Accepter que ce qui remonte naturellement et qui se doit d’être écouté et adressé. Que si cette pensée a surgi dans un moment de silence et de solitude, c’est qu’elle nous accable.

J’ai pris une décision pendant un moment difficile. J’ai choisi d’aller à la rencontre de la mort pour mieux apprécier la vie.

J’ai débuté la formation Albatros afin d’accompagner les gens en fin de vie.

Souvent, au cours de la formation, je me suis demandé ce que je faisais là et si j’allais avoir la force de terminer. Je me suis alors rappelé que, lorsque j’ai dû affronter une épreuve pénible que je ne me sentais pas capable de traverser, l’idée de participer à cette formation m’a permis d’aller de l’avant. Ce défi fera de moi la personne que je veux être. Accompagner des anges à quitter ce monde est la meilleure façon d’y arriver. Ils me feront voir un autre visage de la vie.

J’ai souvent choisi des chemins plus difficiles que plusieurs personnes. C’est ainsi que j’ai appris à trouver du confort dans l’inconfort.

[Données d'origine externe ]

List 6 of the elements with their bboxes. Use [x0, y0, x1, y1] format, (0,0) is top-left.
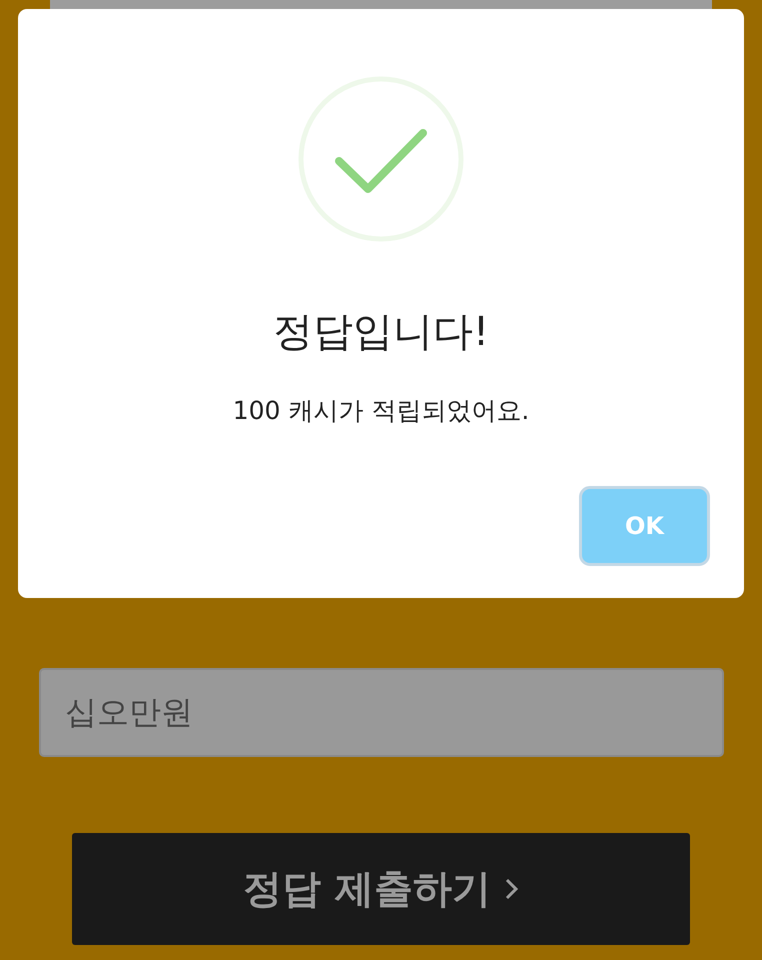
dialog-title: 정답입니다!	[272, 308, 490, 356]
dialog-message: 100 캐시가 적립되었어요.	[232, 396, 530, 426]
answer-input-field[interactable]: 십오만원	[39, 668, 724, 757]
submit-answer-button[interactable]: 정답 제출하기	[72, 833, 690, 945]
check-circle-icon	[298, 76, 464, 242]
chevron-right-icon	[504, 878, 519, 900]
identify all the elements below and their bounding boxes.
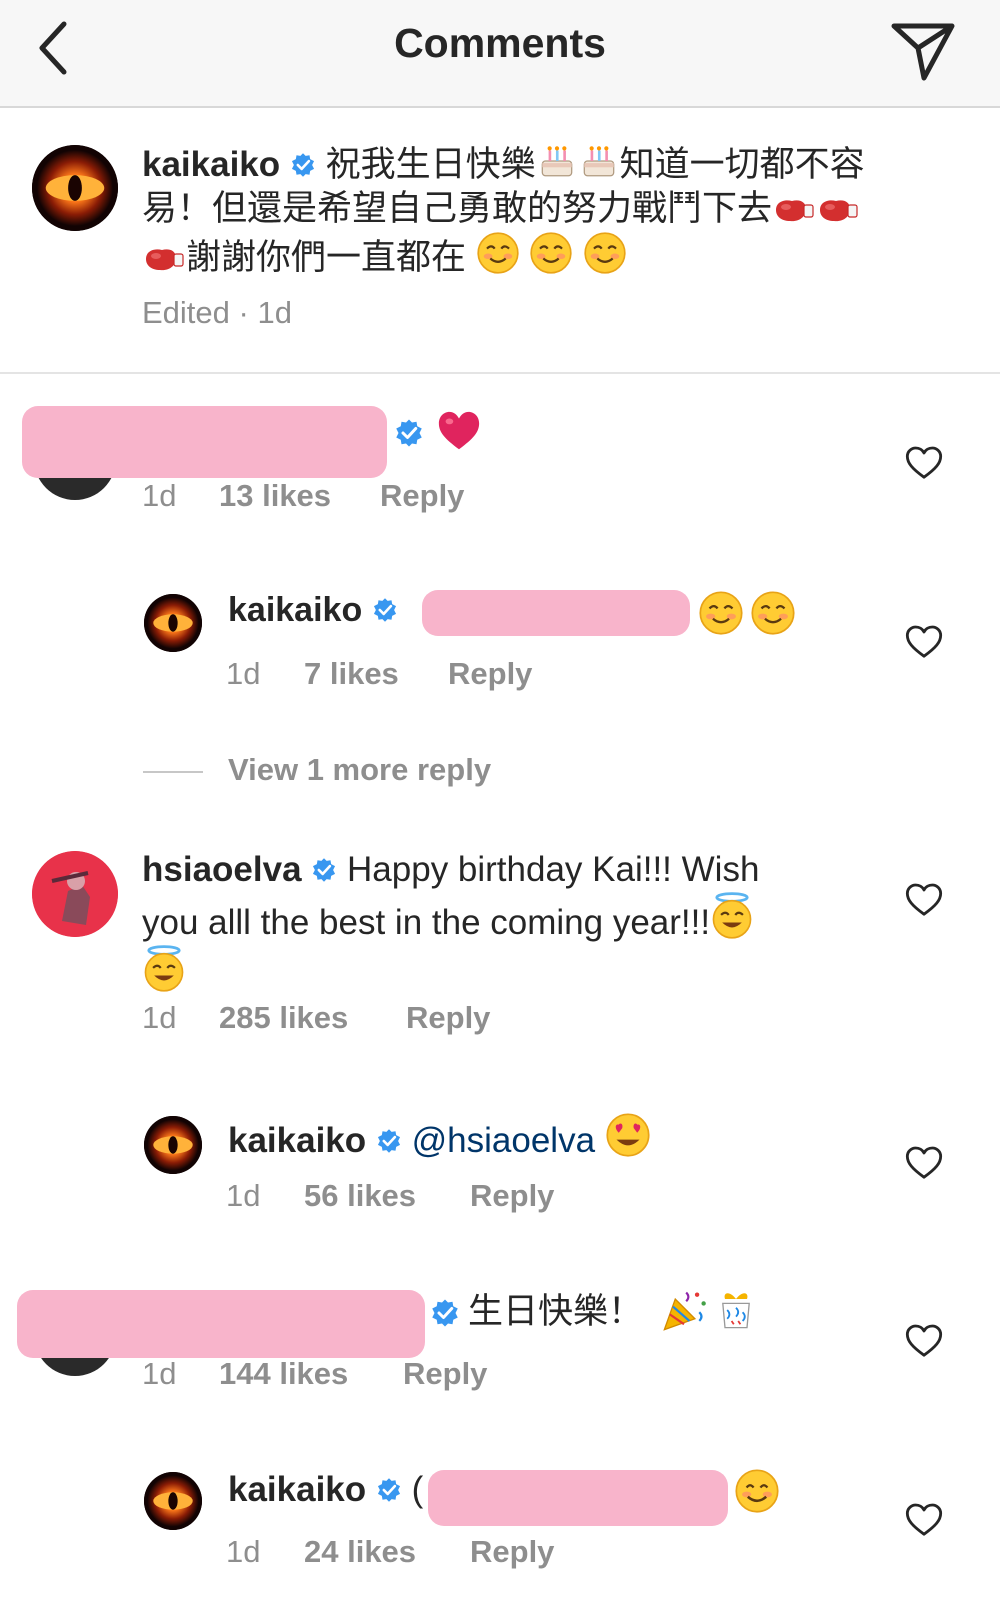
reply-button[interactable]: Reply — [406, 1000, 490, 1036]
comment-likes[interactable]: 7 likes — [304, 656, 399, 692]
comment-username[interactable]: hsiaoelva — [142, 850, 302, 889]
comment-time: 1d — [226, 656, 261, 691]
avatar[interactable] — [32, 851, 118, 937]
verified-badge-icon — [290, 152, 316, 178]
reply-button[interactable]: Reply — [380, 478, 464, 514]
send-icon — [891, 23, 955, 81]
verified-badge-icon — [311, 857, 337, 883]
comment-text: kaikaiko @hsiaoelva — [228, 1112, 651, 1163]
verified-badge-icon — [376, 1128, 402, 1154]
caption-line1b: 知道一切都不容 — [619, 145, 865, 184]
comment-time: 1d — [142, 1000, 177, 1035]
comment-username[interactable]: kaikaiko — [228, 1121, 366, 1160]
heart-outline-icon[interactable] — [904, 443, 944, 483]
caption-line2: 易！但還是希望自己勇敢的努力戰鬥下去 — [142, 189, 773, 228]
heart-eyes-emoji-icon — [605, 1112, 651, 1158]
redacted-username — [22, 406, 387, 478]
heart-outline-icon[interactable] — [904, 1321, 944, 1361]
heart-outline-icon[interactable] — [904, 1143, 944, 1183]
comment-meta: 1d 7 likes Reply — [0, 656, 900, 696]
page-title: Comments — [394, 20, 606, 66]
comment-meta: 1d 13 likes Reply — [0, 478, 900, 518]
comment-time: 1d — [226, 1534, 261, 1569]
comment-meta: 1d 56 likes Reply — [0, 1178, 900, 1218]
red-heart-emoji-icon — [436, 408, 482, 454]
comment-meta: 1d 144 likes Reply — [0, 1356, 900, 1396]
blush-emoji-icon — [476, 231, 520, 275]
heart-outline-icon[interactable] — [904, 1500, 944, 1540]
comment-likes[interactable]: 56 likes — [304, 1178, 416, 1214]
avatar[interactable] — [144, 1472, 202, 1530]
halo-emoji-icon — [142, 945, 186, 993]
caption-meta: Edited · 1d — [142, 295, 292, 330]
comment-likes[interactable]: 24 likes — [304, 1534, 416, 1570]
caption-text: kaikaiko 祝我生日快樂 知道一切都不容 易！但還是希望自己勇敢的努力戰鬥下… — [142, 140, 962, 280]
comment-body: Happy birthday Kai!!! Wish — [347, 850, 760, 889]
blush-emoji-icon — [750, 590, 796, 636]
verified-badge-icon — [372, 597, 398, 623]
comment-likes[interactable]: 13 likes — [219, 478, 331, 514]
halo-emoji-icon — [710, 892, 754, 940]
comment-time: 1d — [142, 1356, 177, 1391]
avatar[interactable] — [144, 594, 202, 652]
blush-emoji-icon — [583, 231, 627, 275]
comment-username[interactable]: kaikaiko — [228, 591, 362, 629]
avatar[interactable] — [144, 1116, 202, 1174]
comment-meta: 1d 24 likes Reply — [0, 1534, 900, 1574]
avatar[interactable] — [32, 145, 118, 231]
redacted-text — [428, 1470, 728, 1526]
reply-button[interactable]: Reply — [448, 656, 532, 692]
comment-text: hsiaoelva Happy birthday Kai!!! Wish you… — [142, 848, 902, 998]
comment-time: 1d — [226, 1178, 261, 1213]
blush-emoji-icon — [698, 590, 744, 636]
heart-outline-icon[interactable] — [904, 880, 944, 920]
thread-line — [143, 771, 203, 773]
comment-time: 1d — [142, 478, 177, 513]
party-popper-emoji-icon — [660, 1288, 708, 1332]
heart-outline-icon[interactable] — [904, 622, 944, 662]
birthday-cake-icon — [578, 140, 620, 182]
comment-likes[interactable]: 144 likes — [219, 1356, 348, 1392]
birthday-cake-icon — [536, 140, 578, 182]
comment-likes[interactable]: 285 likes — [219, 1000, 348, 1036]
view-more-replies-button[interactable]: View 1 more reply — [228, 752, 491, 788]
redacted-username — [17, 1290, 425, 1358]
mention-link[interactable]: @hsiaoelva — [412, 1121, 595, 1160]
caption-line3: 謝謝你們一直都在 — [186, 238, 467, 277]
reply-button[interactable]: Reply — [403, 1356, 487, 1392]
send-button[interactable] — [888, 18, 958, 82]
comment-body: 生日快樂！ — [468, 1292, 644, 1331]
comment-body-cont: you alll the best in the coming year!!! — [142, 903, 711, 942]
blush-emoji-icon — [529, 231, 573, 275]
verified-badge-icon — [376, 1477, 402, 1503]
comment-username[interactable]: kaikaiko — [228, 1470, 366, 1509]
caption-username[interactable]: kaikaiko — [142, 145, 280, 184]
caption-line1: 祝我生日快樂 — [325, 145, 536, 184]
gift-emoji-icon — [714, 1288, 758, 1332]
redacted-text — [422, 590, 690, 636]
comment-text: kaikaiko — [228, 588, 398, 632]
verified-badge-icon — [394, 418, 424, 448]
boxing-glove-icon — [772, 196, 816, 226]
comment-meta: 1d 285 likes Reply — [0, 1000, 900, 1040]
verified-badge-icon — [430, 1298, 460, 1328]
boxing-glove-icon — [816, 196, 860, 226]
boxing-glove-icon — [142, 245, 186, 275]
reply-button[interactable]: Reply — [470, 1534, 554, 1570]
divider — [0, 372, 1000, 374]
reply-button[interactable]: Reply — [470, 1178, 554, 1214]
smile-emoji-icon — [734, 1468, 780, 1514]
comment-body-fragment: ( — [411, 1470, 424, 1509]
comment-text: kaikaiko ( — [228, 1468, 423, 1512]
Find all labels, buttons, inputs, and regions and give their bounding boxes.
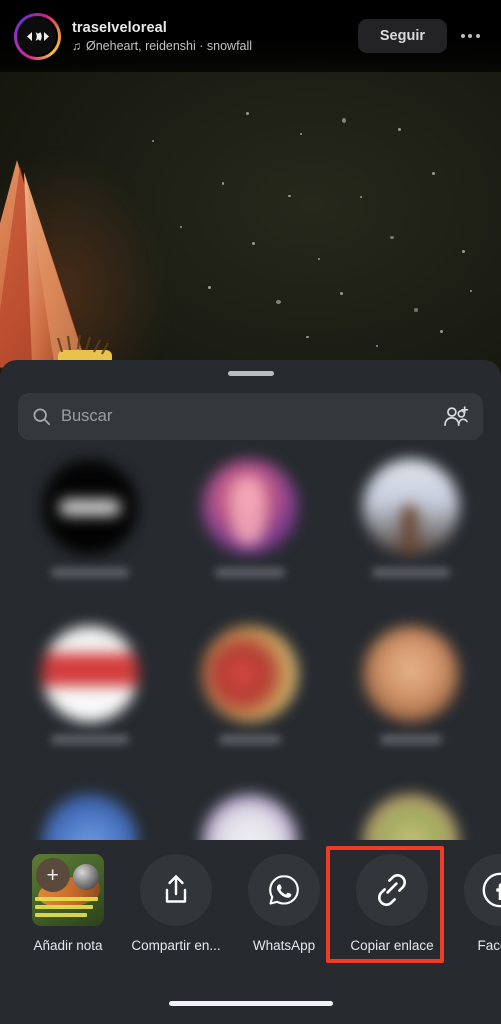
music-title-label: Øneheart, reidenshi · snowfall [86,38,253,53]
contact-name-blurred [51,735,130,745]
action-add-note[interactable]: + Añadir nota [14,854,122,953]
contact-avatar [42,626,139,723]
action-icon-circle [140,854,212,926]
whatsapp-icon [269,875,299,905]
more-options-icon[interactable] [453,19,487,53]
action-copy-link[interactable]: Copiar enlace [338,854,446,953]
facebook-icon [482,872,501,908]
contact-item[interactable] [170,626,330,779]
snow-particle [300,133,302,135]
contact-avatar [202,626,299,723]
dot [460,34,465,38]
thumbnail-caption-text [34,895,101,919]
snow-particle [440,330,443,333]
snow-particle [390,236,394,239]
action-label: Facebo [477,938,501,953]
dot [468,34,472,38]
profile-logo-icon [26,31,49,41]
snow-particle [252,242,255,245]
contact-item[interactable] [10,459,170,612]
snow-particle [376,345,378,347]
snow-particle [342,118,346,123]
action-label: Añadir nota [33,938,103,953]
snow-particle [306,336,309,338]
search-input[interactable] [61,407,442,426]
follow-button[interactable]: Seguir [357,19,447,53]
snow-particle [318,258,320,260]
contact-name-blurred [51,568,130,577]
snow-particle [340,292,343,295]
action-icon-circle [464,854,501,926]
music-attribution[interactable]: ♫ Øneheart, reidenshi · snowfall [72,39,252,53]
snow-particle [360,196,362,198]
contact-item[interactable] [331,459,491,612]
contact-item[interactable] [10,626,170,779]
share-action-row: + Añadir nota Compartir en... WhatsApp C… [0,840,501,953]
snow-particle [414,308,418,312]
copy-link-icon [378,874,406,906]
snow-particle [152,140,154,142]
action-facebook[interactable]: Facebo [446,854,501,953]
username-label[interactable]: traseIveloreal [72,20,252,36]
action-label: Compartir en... [131,938,221,953]
snow-particle [462,250,465,253]
snow-particle [276,300,281,304]
home-indicator [168,1001,333,1006]
music-note-icon: ♫ [72,38,81,53]
contact-name-blurred [219,735,282,745]
snow-particle [432,172,435,175]
search-bar[interactable] [18,393,483,440]
contact-item[interactable] [331,626,491,779]
search-icon [33,408,51,426]
add-people-icon[interactable] [442,405,469,429]
snow-particle [398,128,401,131]
header-text-block: traseIveloreal ♫ Øneheart, reidenshi · s… [72,20,252,53]
thumbnail-ball [73,864,99,890]
snow-particle [470,290,472,292]
action-icon-circle [248,854,320,926]
share-icon [165,875,187,903]
contact-avatar [202,459,299,555]
contact-name-blurred [215,568,286,577]
drag-handle[interactable] [227,371,274,376]
snow-particle [246,112,249,115]
plus-icon: + [35,858,70,893]
share-sheet: + Añadir nota Compartir en... [0,360,501,1024]
snow-particle [288,195,291,197]
action-label: Copiar enlace [350,938,434,953]
snow-particle [208,286,211,289]
snow-particle [180,226,182,228]
story-header: traseIveloreal ♫ Øneheart, reidenshi · s… [0,0,501,72]
action-label: WhatsApp [252,938,316,953]
contact-avatar [362,459,459,555]
snow-particle [222,182,224,185]
share-action-bar: + Añadir nota Compartir en... WhatsApp C… [0,840,501,1024]
dot [475,34,480,38]
action-whatsapp[interactable]: WhatsApp [230,854,338,953]
contact-name-blurred [371,568,450,577]
add-note-thumbnail: + [32,854,104,926]
contact-avatar [362,626,459,723]
action-icon-circle [356,854,428,926]
contact-item[interactable] [170,459,330,612]
avatar[interactable] [14,12,61,60]
contact-avatar [42,459,139,555]
flower-bud-graphic [0,150,152,385]
action-share-to[interactable]: Compartir en... [122,854,230,953]
avatar-image [17,15,58,57]
contact-name-blurred [379,735,442,745]
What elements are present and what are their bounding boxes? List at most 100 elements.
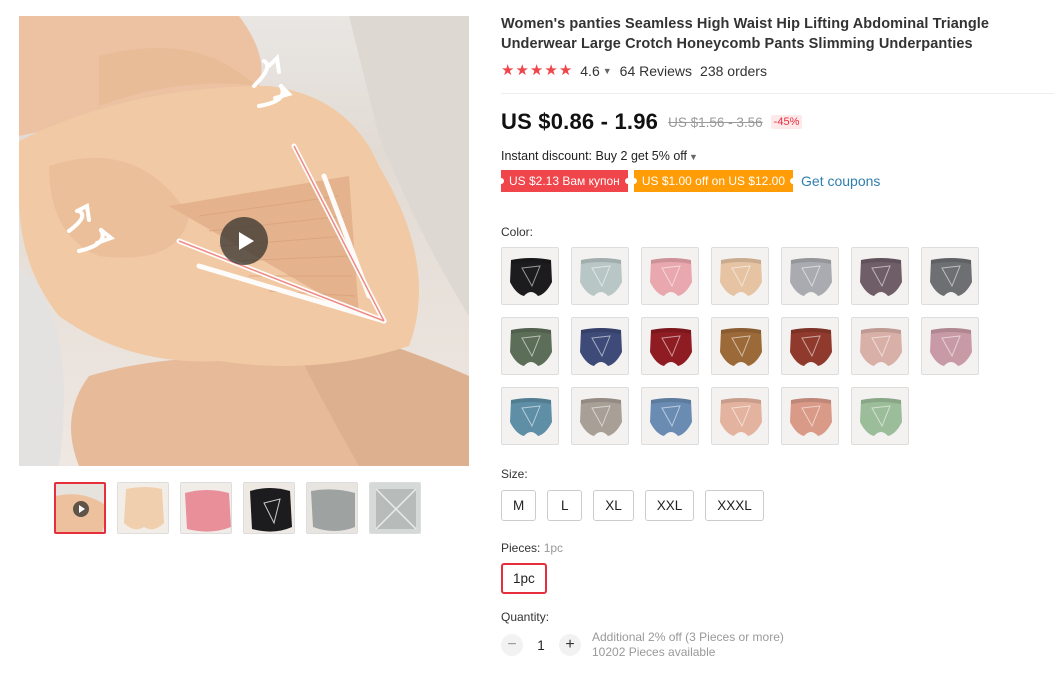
- bulk-discount-note: Additional 2% off (3 Pieces or more): [592, 630, 784, 644]
- get-coupons-link[interactable]: Get coupons: [801, 173, 880, 189]
- quantity-notes: Additional 2% off (3 Pieces or more) 102…: [592, 630, 784, 660]
- size-option-xl[interactable]: XL: [593, 490, 634, 521]
- size-option-m[interactable]: M: [501, 490, 537, 521]
- thumbnail-video[interactable]: [54, 482, 106, 534]
- color-swatch-16[interactable]: [571, 387, 629, 445]
- color-swatch-19[interactable]: [781, 387, 839, 445]
- play-icon: [73, 501, 89, 517]
- color-swatch-7[interactable]: [921, 247, 979, 305]
- swatch-image: [510, 398, 552, 436]
- color-swatch-20[interactable]: [851, 387, 909, 445]
- reviews-link[interactable]: 64 Reviews: [620, 63, 692, 79]
- star-icon: ★: [558, 62, 573, 79]
- star-icon: ★: [501, 62, 515, 79]
- swatch-image: [860, 398, 902, 436]
- size-option-xxl[interactable]: XXL: [644, 490, 695, 521]
- swatch-image: [510, 328, 552, 366]
- thumbnail-image-3[interactable]: [180, 482, 232, 534]
- current-price: US $0.86 - 1.96: [501, 109, 659, 134]
- rating-value[interactable]: 4.6: [580, 63, 599, 79]
- thumbnail-strip: [54, 482, 421, 534]
- color-swatches: [501, 247, 1056, 445]
- color-swatch-10[interactable]: [641, 317, 699, 375]
- thumbnail-image-4[interactable]: [243, 482, 295, 534]
- swatch-image: [580, 398, 622, 436]
- swatch-image: [790, 398, 832, 436]
- quantity-input[interactable]: [523, 636, 559, 654]
- swatch-image: [650, 398, 692, 436]
- size-option-xxxl[interactable]: XXXL: [705, 490, 764, 521]
- color-swatch-3[interactable]: [641, 247, 699, 305]
- swatch-image: [790, 328, 832, 366]
- color-swatch-14[interactable]: [921, 317, 979, 375]
- thumbnail-image-5[interactable]: [306, 482, 358, 534]
- color-swatch-8[interactable]: [501, 317, 559, 375]
- quantity-label: Quantity:: [501, 610, 550, 624]
- size-label: Size:: [501, 467, 528, 481]
- thumbnail-image: [181, 483, 231, 533]
- instant-discount-text: Instant discount: Buy 2 get 5% off: [501, 149, 687, 163]
- swatch-image: [860, 258, 902, 296]
- color-swatch-5[interactable]: [781, 247, 839, 305]
- play-icon: [238, 232, 254, 250]
- product-title: Women's panties Seamless High Waist Hip …: [501, 16, 990, 52]
- color-swatch-12[interactable]: [781, 317, 839, 375]
- swatch-image: [580, 258, 622, 296]
- color-swatch-15[interactable]: [501, 387, 559, 445]
- swatch-image: [930, 328, 972, 366]
- swatch-image: [930, 258, 972, 296]
- swatch-image: [720, 328, 762, 366]
- rating-stars: ★ ★ ★ ★ ★: [501, 63, 572, 79]
- orders-count: 238 orders: [700, 63, 767, 79]
- color-swatch-2[interactable]: [571, 247, 629, 305]
- color-swatch-1[interactable]: [501, 247, 559, 305]
- instant-discount[interactable]: Instant discount: Buy 2 get 5% off ▼: [501, 149, 1056, 163]
- color-swatch-6[interactable]: [851, 247, 909, 305]
- product-gallery: [19, 16, 469, 534]
- swatch-image: [790, 258, 832, 296]
- select-coupon[interactable]: US $1.00 off on US $12.00: [630, 170, 797, 192]
- swatch-image: [510, 258, 552, 296]
- swatch-image: [580, 328, 622, 366]
- chevron-down-icon: ▼: [689, 152, 698, 162]
- thumbnail-image: [118, 483, 168, 533]
- store-coupon[interactable]: US $2.13 Вам купон: [498, 170, 631, 192]
- discount-badge: -45%: [770, 115, 803, 129]
- color-swatch-4[interactable]: [711, 247, 769, 305]
- color-swatch-9[interactable]: [571, 317, 629, 375]
- thumbnail-image: [307, 483, 357, 533]
- pieces-option-1pc[interactable]: 1pc: [501, 563, 547, 594]
- star-icon: ★: [529, 62, 544, 79]
- price-row: US $0.86 - 1.96 US $1.56 - 3.56 -45%: [501, 109, 1056, 135]
- quantity-stepper: − + Additional 2% off (3 Pieces or more)…: [501, 630, 1056, 660]
- pieces-label: Pieces: 1pc: [501, 541, 1056, 555]
- rating-row: ★ ★ ★ ★ ★ 4.6 ▼ 64 Reviews 238 orders: [501, 63, 1056, 80]
- color-swatch-11[interactable]: [711, 317, 769, 375]
- thumbnail-image-2[interactable]: [117, 482, 169, 534]
- chevron-down-icon[interactable]: ▼: [603, 66, 612, 76]
- size-options: M L XL XXL XXXL: [501, 490, 1056, 521]
- swatch-image: [650, 258, 692, 296]
- star-icon: ★: [544, 62, 558, 79]
- product-info: Women's panties Seamless High Waist Hip …: [498, 14, 1056, 660]
- quantity-decrease-button[interactable]: −: [501, 634, 523, 656]
- thumbnail-image: [244, 483, 294, 533]
- quantity-increase-button[interactable]: +: [559, 634, 581, 656]
- main-product-image[interactable]: [19, 16, 469, 466]
- size-option-l[interactable]: L: [547, 490, 583, 521]
- swatch-image: [650, 328, 692, 366]
- pieces-selected: 1pc: [543, 541, 564, 555]
- coupon-row: US $2.13 Вам купон US $1.00 off on US $1…: [498, 170, 1056, 192]
- swatch-image: [860, 328, 902, 366]
- color-label: Color:: [501, 225, 534, 239]
- color-swatch-17[interactable]: [641, 387, 699, 445]
- pieces-label-text: Pieces:: [501, 541, 541, 555]
- thumbnail-image: [370, 483, 420, 533]
- color-swatch-13[interactable]: [851, 317, 909, 375]
- color-swatch-18[interactable]: [711, 387, 769, 445]
- thumbnail-image-6[interactable]: [369, 482, 421, 534]
- play-video-button[interactable]: [220, 217, 268, 265]
- stock-available: 10202 Pieces available: [592, 645, 716, 659]
- star-icon: ★: [515, 62, 529, 79]
- original-price: US $1.56 - 3.56: [668, 114, 763, 130]
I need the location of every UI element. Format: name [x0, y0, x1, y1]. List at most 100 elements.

C’est à travers ce qui fait mal ou peur que j’ai trouvé la force de grandir. Que les épreuves, quelles qu’elles soient, nous amènent à évoluer.

Et c’est ce que je veux, évoluer.

Cette volonté que j’ai, c’est le besoin du marathonien à courir, la passion de s’entraîner de la personne qui veut bien paraître, le désir ardent de posséder les nouveautés du matérialiste.

C’est devenu mon besoin et c’est mon plus beau cadeau, de moi à moi, de ma vie.

À ceux qui traversent des épreuves, je donne ce conseil : pleurer et crier! Et une fois que la souffrance se sera exprimée, laisser le silence vous bercer. Je vous jure que ce silence ne saura pas se taire et qu’il trouvera les mots que vous avez besoin d’entendre. Ayez la force de l’écouter, à condition qu’il vous parle de la vie! Car s’il vous suggère la mort, rompez rapidement ce silence et parlez fort.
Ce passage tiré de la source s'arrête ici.